Kenaikan suhu permukaan ini juga menyebabkan mencairnya permukaan es di dunia yang keseluruhannya seluas 23 juta km2 maka air laut akan naik 1,7 % atau sekitar 180 ft, yang bisa menenggelamkan 20 tingkat gedung Empire State di New York (Hendrickson, 1984).
f. Pengaruh Terhadap Organisme Laut
Hasil penelitian Global Coral Reef Monitoring Network menunjukkan, lebih dari dua pertiga terumbu karang di seluruh dunia telah rusak, bahkan terancam punah (Arvian, 2006). Ancaman ini tak lain karena adanya pemanasan global yang tengah terjadi. Laporan yang dipublikasikan awal minggu ini menyebutkan, berbagai ancaman dapat berisiko bagi kelangsungan terumbu karang, semisal polusi, pencemaran, penangkapan ikan berlebihan, kenaikan temperatur, dan penggunaan sianida dan bom untuk menangkap ikan. Pasalnya, kenaikan temperatur secara mendadak meski kecil menyebabkan terumbu karang "memutih" karena terlepasnya ganggang dari jaringan terumbu (Arvian, 2006). Laporan Global Coral Reef Monitoring Network juga menyebutkan kepunahan terumbu karang menyebabkan hilangnya daerah pesisir, dan membuka peluang terjadinya pengikisan yang disebabkan gelombang laut.

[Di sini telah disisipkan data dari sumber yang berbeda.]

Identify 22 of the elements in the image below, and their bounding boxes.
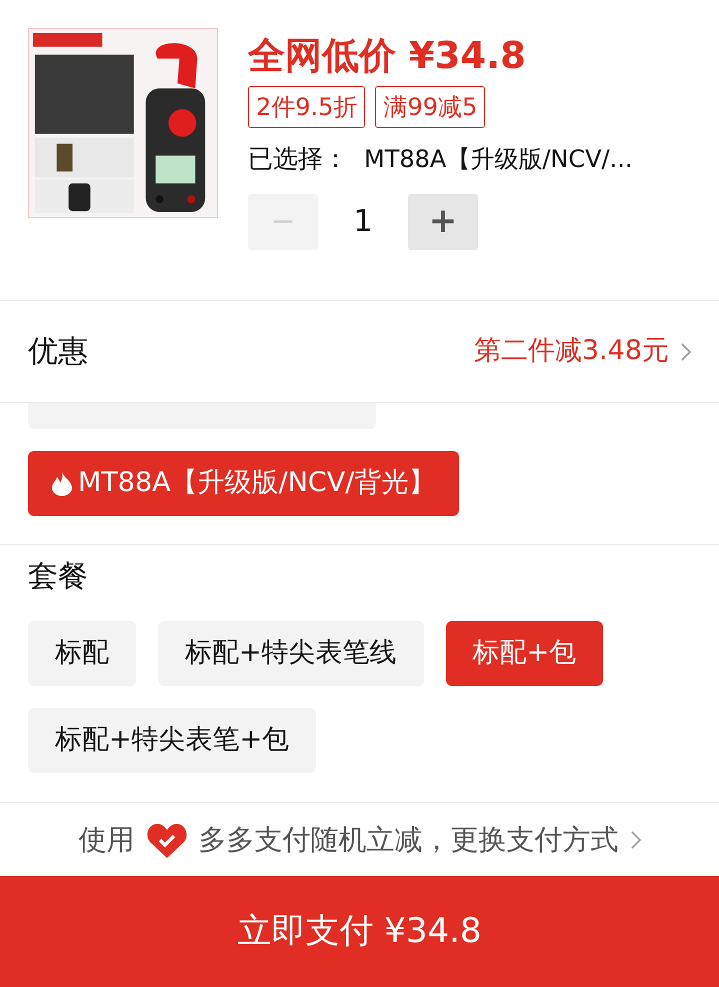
section-title: 套餐 bbox=[28, 559, 89, 595]
payment-prefix: 使用 bbox=[78, 822, 134, 858]
discount-label: 优惠 bbox=[28, 333, 88, 371]
heart-check-icon bbox=[146, 822, 186, 858]
option-chip[interactable]: 标配+特尖表笔+包 bbox=[28, 708, 316, 773]
option-chip[interactable]: 标配+特尖表笔线 bbox=[158, 621, 424, 686]
chevron-right-icon bbox=[630, 830, 640, 848]
discount-value[interactable]: 第二件减3.48元 bbox=[474, 331, 669, 372]
option-chip[interactable]: MT88A【升级版/NCV/背光】 bbox=[28, 451, 460, 516]
option-chip[interactable]: 标配 bbox=[28, 621, 136, 686]
promo-tag: 满99减5 bbox=[375, 86, 486, 128]
pay-button[interactable]: 立即支付 ¥34.8 bbox=[0, 876, 719, 987]
promo-tag: 2件9.5折 bbox=[248, 86, 366, 128]
option-chip[interactable]: 标配+包 bbox=[446, 621, 604, 686]
price-label: 全网低价 ¥34.8 bbox=[248, 33, 527, 79]
quantity-value: 1 bbox=[352, 203, 374, 241]
selected-label: 已选择： bbox=[248, 143, 348, 175]
selected-value: MT88A【升级版/NCV/... bbox=[364, 144, 633, 175]
increase-button[interactable]: + bbox=[408, 194, 478, 250]
payment-text[interactable]: 多多支付随机立减，更换支付方式 bbox=[198, 818, 618, 860]
flame-icon bbox=[52, 472, 72, 496]
chevron-right-icon bbox=[681, 342, 691, 360]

Meningkatnya temperatur, kenaikan jumlah CO2 yang dirasakan air laut membuat jumlah karang yang dapat mengeras karena kapur atau tengah membentuk terumbu menurun. Sebab itu, para peneliti yang tergabung dalam Global Coral Reef Monitoring Network mengusulkan pengurangan emisi gas CO2 dan efek rumah kaca lainnya untuk menyelamatkan terumbu (Arvian, 2006). Kerusakan terumbu karang secaa tidak langsung mengancam kehidupan organisme lain yang menghuni terumbu karang. Selain itu terumbu karang juga dikenal sebagai tempat mencari makan dan memijah bagi sebagian besar organisme. Kerusakan terumbu karang bisa berdampak punahnya sebagian besar organisme. Salah satu keuntungan pemanasan global yaitu pada Caulerpa taxiola yang merupakan tumbuhan lunak berwarna hijau cerah berukuran kecil, hidup di wilayah perairan pasifik tropis yang mati apabila suhu turun di bawah 700 F (Ehrlich, 2000).

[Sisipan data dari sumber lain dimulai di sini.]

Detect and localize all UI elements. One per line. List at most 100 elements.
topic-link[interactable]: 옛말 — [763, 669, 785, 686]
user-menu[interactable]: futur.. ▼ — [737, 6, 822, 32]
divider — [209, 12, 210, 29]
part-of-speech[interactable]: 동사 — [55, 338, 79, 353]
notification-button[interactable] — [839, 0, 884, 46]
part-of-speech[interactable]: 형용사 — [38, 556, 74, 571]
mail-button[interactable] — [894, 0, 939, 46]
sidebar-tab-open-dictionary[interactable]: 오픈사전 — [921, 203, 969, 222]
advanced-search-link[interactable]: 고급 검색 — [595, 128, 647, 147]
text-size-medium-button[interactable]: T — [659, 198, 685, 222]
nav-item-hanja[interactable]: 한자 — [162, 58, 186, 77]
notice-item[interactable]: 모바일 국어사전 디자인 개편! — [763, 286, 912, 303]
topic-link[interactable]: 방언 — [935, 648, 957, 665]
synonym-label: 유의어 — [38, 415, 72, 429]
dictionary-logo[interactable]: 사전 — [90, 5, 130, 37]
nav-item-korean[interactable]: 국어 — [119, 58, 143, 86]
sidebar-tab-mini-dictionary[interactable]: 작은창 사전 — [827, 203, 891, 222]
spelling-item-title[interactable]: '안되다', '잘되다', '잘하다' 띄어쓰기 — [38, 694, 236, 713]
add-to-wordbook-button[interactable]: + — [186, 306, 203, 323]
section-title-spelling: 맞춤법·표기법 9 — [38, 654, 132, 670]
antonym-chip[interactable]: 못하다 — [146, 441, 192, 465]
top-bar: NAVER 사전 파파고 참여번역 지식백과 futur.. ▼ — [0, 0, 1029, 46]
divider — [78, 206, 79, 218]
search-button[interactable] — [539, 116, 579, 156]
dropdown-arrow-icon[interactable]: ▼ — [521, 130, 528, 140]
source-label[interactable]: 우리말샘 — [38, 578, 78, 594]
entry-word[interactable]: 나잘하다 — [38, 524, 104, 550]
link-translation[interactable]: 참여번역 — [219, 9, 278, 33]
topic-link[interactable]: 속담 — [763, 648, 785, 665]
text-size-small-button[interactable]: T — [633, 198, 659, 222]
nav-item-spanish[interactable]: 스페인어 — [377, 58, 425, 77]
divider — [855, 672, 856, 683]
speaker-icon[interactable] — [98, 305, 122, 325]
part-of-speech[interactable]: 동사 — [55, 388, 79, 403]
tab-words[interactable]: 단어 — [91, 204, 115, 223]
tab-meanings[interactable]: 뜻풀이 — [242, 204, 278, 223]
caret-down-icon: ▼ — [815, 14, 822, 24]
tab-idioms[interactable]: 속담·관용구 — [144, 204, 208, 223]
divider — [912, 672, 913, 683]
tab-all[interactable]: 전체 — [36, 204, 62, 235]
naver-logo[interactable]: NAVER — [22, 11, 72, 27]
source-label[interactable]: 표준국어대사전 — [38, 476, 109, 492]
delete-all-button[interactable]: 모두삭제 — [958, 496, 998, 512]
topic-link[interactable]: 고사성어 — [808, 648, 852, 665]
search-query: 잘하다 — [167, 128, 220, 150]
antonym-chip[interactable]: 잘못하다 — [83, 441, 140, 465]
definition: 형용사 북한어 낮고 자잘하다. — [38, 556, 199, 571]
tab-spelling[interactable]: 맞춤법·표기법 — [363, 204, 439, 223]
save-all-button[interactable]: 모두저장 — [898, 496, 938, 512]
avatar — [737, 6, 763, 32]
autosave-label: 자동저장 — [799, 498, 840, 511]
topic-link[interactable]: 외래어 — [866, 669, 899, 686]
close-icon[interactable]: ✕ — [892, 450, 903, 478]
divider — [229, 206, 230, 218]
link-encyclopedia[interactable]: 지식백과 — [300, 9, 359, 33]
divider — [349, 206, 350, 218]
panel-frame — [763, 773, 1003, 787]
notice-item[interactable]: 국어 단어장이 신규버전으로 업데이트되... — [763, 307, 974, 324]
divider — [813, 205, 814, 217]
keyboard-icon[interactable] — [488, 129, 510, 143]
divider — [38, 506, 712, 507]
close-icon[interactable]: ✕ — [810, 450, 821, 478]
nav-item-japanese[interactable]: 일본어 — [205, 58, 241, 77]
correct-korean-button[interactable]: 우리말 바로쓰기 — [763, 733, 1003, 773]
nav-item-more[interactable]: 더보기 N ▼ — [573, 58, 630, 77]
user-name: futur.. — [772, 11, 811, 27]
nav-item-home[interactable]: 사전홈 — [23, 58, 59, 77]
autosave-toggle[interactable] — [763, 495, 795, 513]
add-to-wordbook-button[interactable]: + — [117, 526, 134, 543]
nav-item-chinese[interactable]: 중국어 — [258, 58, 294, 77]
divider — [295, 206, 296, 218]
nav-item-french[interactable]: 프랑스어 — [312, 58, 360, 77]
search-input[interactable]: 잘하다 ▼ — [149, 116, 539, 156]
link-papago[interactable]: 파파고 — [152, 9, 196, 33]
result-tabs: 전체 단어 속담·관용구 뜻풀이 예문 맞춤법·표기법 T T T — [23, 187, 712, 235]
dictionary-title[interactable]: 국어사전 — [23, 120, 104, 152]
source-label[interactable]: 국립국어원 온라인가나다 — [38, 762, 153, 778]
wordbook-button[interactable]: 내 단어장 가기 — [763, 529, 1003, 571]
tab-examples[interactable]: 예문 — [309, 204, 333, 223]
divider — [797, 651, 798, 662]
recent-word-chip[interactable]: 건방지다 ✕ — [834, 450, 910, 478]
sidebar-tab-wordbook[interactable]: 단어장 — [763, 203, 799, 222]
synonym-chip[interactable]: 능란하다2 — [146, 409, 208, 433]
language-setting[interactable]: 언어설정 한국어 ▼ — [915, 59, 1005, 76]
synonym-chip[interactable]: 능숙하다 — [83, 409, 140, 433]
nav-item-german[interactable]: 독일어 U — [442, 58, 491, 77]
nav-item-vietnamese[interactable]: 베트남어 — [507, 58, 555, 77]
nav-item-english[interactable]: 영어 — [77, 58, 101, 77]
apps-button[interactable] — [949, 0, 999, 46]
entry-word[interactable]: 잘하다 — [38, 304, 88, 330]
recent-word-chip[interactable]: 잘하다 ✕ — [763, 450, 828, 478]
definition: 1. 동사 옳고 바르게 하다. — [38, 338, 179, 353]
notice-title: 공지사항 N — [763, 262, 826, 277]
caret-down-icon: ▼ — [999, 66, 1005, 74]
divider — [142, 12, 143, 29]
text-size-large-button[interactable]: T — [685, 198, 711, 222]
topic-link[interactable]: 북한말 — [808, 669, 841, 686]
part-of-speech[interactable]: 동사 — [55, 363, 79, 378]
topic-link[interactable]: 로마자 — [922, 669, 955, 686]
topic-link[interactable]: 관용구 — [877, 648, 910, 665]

Untuk itu kita sebagai manusia yang memiliki kemampuan dalam berfikir harus menjaga ekosistem lingkungan. Menjaga ekosistem tersebut dapat dilakukan dengan menanam tanaman (penghijauan) baik di pantai maupun di daratan, mencegah penggundulan hutan dan lain-lain. Selain itu, kita tidak boleh merusak ekosistem yang sudah ada seperti cagar alam, hutan lindung, konservasi sumber daya alam dan hewan dan sebagainya supaya lingkungan tetap seimbang. Mari bersama-sama menyelamatkan bumi kita dari global warming untuk kemaslahatan umat di dunia.